Our next stop was a squatter camp, where a local walked us down a street to give us a taste of how squatters lived. His scripted speech was recited by heart, as he told us how 7000 people share 10 toilets, and homes have no electricity or running water. We walked down a dusty path between shacks, staring at children as if they were zoo exhibits. There are two arguments here: Firstly, that these tours have created human zoos where foreigners can gawk at the poor, taking pictures of starving children before being whisked away back to their modern hotel bars. The second is that this exposure benefits both groups, by heightening awareness of the situation and bringing in valuable income. The squatter guide took us into a hot, overcrowded shack, no more than six square feet and populated by a family of four. The zoo parallel occurred to me, especially looking at children looking at us through wire fences. We were harassed by trinklet operators, and urged for tips even though Jacob told us that we should not pay any as the guides are paid by tourism companies. The overall experience felt like a curry that has problems digesting.

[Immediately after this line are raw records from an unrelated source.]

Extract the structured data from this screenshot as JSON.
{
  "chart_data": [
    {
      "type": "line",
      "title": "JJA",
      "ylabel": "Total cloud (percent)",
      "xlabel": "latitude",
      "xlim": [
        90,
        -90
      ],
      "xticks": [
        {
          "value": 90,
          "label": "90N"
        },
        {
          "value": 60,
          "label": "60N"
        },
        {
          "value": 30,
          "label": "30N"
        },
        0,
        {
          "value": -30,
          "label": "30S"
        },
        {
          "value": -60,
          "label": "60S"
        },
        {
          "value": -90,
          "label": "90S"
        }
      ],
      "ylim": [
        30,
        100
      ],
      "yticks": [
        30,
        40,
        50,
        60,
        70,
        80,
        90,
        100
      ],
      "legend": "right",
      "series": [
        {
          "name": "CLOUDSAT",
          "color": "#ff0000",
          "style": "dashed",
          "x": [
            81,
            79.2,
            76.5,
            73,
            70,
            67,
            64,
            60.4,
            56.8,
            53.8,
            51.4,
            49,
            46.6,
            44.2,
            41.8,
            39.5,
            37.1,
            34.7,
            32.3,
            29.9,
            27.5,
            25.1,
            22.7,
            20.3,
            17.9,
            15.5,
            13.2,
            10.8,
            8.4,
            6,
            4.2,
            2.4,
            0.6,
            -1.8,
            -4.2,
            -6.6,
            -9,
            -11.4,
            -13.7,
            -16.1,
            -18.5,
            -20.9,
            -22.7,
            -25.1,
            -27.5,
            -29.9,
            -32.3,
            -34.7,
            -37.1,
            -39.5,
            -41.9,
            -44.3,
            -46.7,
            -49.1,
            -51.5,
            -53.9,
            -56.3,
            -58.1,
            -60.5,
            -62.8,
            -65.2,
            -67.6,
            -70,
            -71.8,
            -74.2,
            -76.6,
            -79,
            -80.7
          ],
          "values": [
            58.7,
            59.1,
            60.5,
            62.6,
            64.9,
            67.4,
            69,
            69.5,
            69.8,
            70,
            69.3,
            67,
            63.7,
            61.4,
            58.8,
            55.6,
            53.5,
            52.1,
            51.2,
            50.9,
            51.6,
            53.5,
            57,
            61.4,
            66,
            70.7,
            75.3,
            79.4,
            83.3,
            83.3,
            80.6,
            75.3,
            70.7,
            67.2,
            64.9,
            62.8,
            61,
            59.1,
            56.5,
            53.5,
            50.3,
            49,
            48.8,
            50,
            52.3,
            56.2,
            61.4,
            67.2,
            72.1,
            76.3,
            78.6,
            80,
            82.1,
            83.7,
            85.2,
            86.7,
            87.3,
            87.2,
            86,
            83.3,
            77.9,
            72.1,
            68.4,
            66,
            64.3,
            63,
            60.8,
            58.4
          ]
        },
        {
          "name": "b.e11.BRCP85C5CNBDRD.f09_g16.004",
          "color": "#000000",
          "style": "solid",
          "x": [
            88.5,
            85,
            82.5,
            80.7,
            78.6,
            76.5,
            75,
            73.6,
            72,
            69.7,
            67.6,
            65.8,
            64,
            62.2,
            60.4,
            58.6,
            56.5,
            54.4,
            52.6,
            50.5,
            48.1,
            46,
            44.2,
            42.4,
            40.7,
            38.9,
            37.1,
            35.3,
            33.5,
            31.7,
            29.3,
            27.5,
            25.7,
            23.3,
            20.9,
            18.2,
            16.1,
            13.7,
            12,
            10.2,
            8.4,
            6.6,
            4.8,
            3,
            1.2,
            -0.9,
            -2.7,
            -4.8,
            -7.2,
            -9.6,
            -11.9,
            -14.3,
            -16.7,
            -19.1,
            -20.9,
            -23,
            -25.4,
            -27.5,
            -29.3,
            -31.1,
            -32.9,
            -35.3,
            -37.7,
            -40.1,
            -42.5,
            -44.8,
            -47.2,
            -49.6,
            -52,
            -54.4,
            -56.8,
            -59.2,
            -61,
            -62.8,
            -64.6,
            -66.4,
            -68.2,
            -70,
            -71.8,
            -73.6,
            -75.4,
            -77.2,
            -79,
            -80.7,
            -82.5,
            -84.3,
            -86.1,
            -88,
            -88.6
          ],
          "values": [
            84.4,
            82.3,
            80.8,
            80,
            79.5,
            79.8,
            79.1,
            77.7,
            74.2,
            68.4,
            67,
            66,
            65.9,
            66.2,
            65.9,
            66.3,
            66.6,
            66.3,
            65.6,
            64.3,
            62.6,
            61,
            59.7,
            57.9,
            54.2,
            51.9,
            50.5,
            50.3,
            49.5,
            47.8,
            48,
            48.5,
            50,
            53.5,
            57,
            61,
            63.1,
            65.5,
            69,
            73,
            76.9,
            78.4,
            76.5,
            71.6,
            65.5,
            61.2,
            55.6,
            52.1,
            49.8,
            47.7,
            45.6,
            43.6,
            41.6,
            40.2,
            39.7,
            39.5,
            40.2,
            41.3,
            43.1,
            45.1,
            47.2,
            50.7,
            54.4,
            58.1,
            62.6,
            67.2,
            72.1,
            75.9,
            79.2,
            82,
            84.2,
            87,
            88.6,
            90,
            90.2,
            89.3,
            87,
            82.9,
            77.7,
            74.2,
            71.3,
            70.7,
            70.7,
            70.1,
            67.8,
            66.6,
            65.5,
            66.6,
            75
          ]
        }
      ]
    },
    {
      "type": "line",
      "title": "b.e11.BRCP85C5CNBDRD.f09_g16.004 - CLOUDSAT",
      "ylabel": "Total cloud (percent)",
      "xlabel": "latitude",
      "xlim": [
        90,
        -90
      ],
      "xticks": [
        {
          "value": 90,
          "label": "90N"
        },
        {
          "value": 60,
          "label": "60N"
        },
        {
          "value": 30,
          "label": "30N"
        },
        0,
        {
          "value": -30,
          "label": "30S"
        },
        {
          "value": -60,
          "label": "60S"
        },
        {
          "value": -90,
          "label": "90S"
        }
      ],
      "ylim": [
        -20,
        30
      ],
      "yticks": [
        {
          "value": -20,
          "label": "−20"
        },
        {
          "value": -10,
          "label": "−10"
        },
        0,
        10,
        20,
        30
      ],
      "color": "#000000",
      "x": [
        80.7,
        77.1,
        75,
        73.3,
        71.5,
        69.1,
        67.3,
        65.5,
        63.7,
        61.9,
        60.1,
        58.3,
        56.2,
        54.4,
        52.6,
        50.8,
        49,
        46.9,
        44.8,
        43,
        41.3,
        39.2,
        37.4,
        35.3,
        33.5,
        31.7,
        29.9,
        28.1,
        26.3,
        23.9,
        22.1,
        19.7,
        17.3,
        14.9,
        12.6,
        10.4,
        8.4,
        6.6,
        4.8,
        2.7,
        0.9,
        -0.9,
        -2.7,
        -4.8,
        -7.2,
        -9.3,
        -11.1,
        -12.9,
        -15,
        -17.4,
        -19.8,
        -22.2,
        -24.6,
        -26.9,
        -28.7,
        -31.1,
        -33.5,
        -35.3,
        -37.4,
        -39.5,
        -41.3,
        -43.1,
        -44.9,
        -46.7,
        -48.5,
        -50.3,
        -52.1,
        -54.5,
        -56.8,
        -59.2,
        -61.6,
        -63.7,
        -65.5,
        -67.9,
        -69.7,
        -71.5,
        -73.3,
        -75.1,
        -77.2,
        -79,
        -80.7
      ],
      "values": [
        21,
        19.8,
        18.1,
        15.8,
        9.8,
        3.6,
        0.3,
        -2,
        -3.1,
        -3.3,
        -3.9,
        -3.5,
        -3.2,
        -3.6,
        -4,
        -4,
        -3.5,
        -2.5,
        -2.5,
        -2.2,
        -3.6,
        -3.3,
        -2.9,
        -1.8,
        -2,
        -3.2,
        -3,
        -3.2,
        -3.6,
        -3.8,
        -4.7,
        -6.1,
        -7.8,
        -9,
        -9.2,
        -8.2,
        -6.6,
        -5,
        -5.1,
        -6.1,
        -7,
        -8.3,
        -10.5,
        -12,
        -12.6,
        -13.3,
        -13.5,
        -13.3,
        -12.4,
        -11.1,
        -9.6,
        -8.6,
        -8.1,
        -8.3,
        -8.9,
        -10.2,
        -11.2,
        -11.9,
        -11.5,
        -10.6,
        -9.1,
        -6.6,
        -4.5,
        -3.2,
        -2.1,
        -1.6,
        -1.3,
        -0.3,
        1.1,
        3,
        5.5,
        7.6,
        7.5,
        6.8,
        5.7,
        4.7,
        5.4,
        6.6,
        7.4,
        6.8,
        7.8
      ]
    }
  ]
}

Following the now mandatory drive-by past the Tutu residence and Winnie Mandela fort, and the rapidly tourist-ized ex-residence of Nelson himself (Winnie has tried to set up pubs and shops alongside the house, to the objections of just about everyone in Soweto), we drove through and increasingly middle-class suburbia until reaching the Apartheid Museum. Opened in 2002, it is one of the finest museums I have ever visited - a multimedia experience detailing the history of Apartheid. Tracing the birth and death of its racist ideology, the museum features graphic images of violence, all the while maintaining a surprising measure of objectivity that would make it digestible even to hard-line Afrikaners. Buses of Black kids arrived, some having driven from other provinces. These kids were young enough to have missed Apartheid, and the museum would show them how lucky they are to have the opportunities they do. Although I can understand why Whites are reluctant to visit the Museum (only one of my friends had been to see it), it was more a lesson in history than a museum of blame and guilt. The only other museum that had a similar effect on me was the Holocaust Museum in Jerusalem. The parallel of a gross injustice that is a crime against humanity is obvious.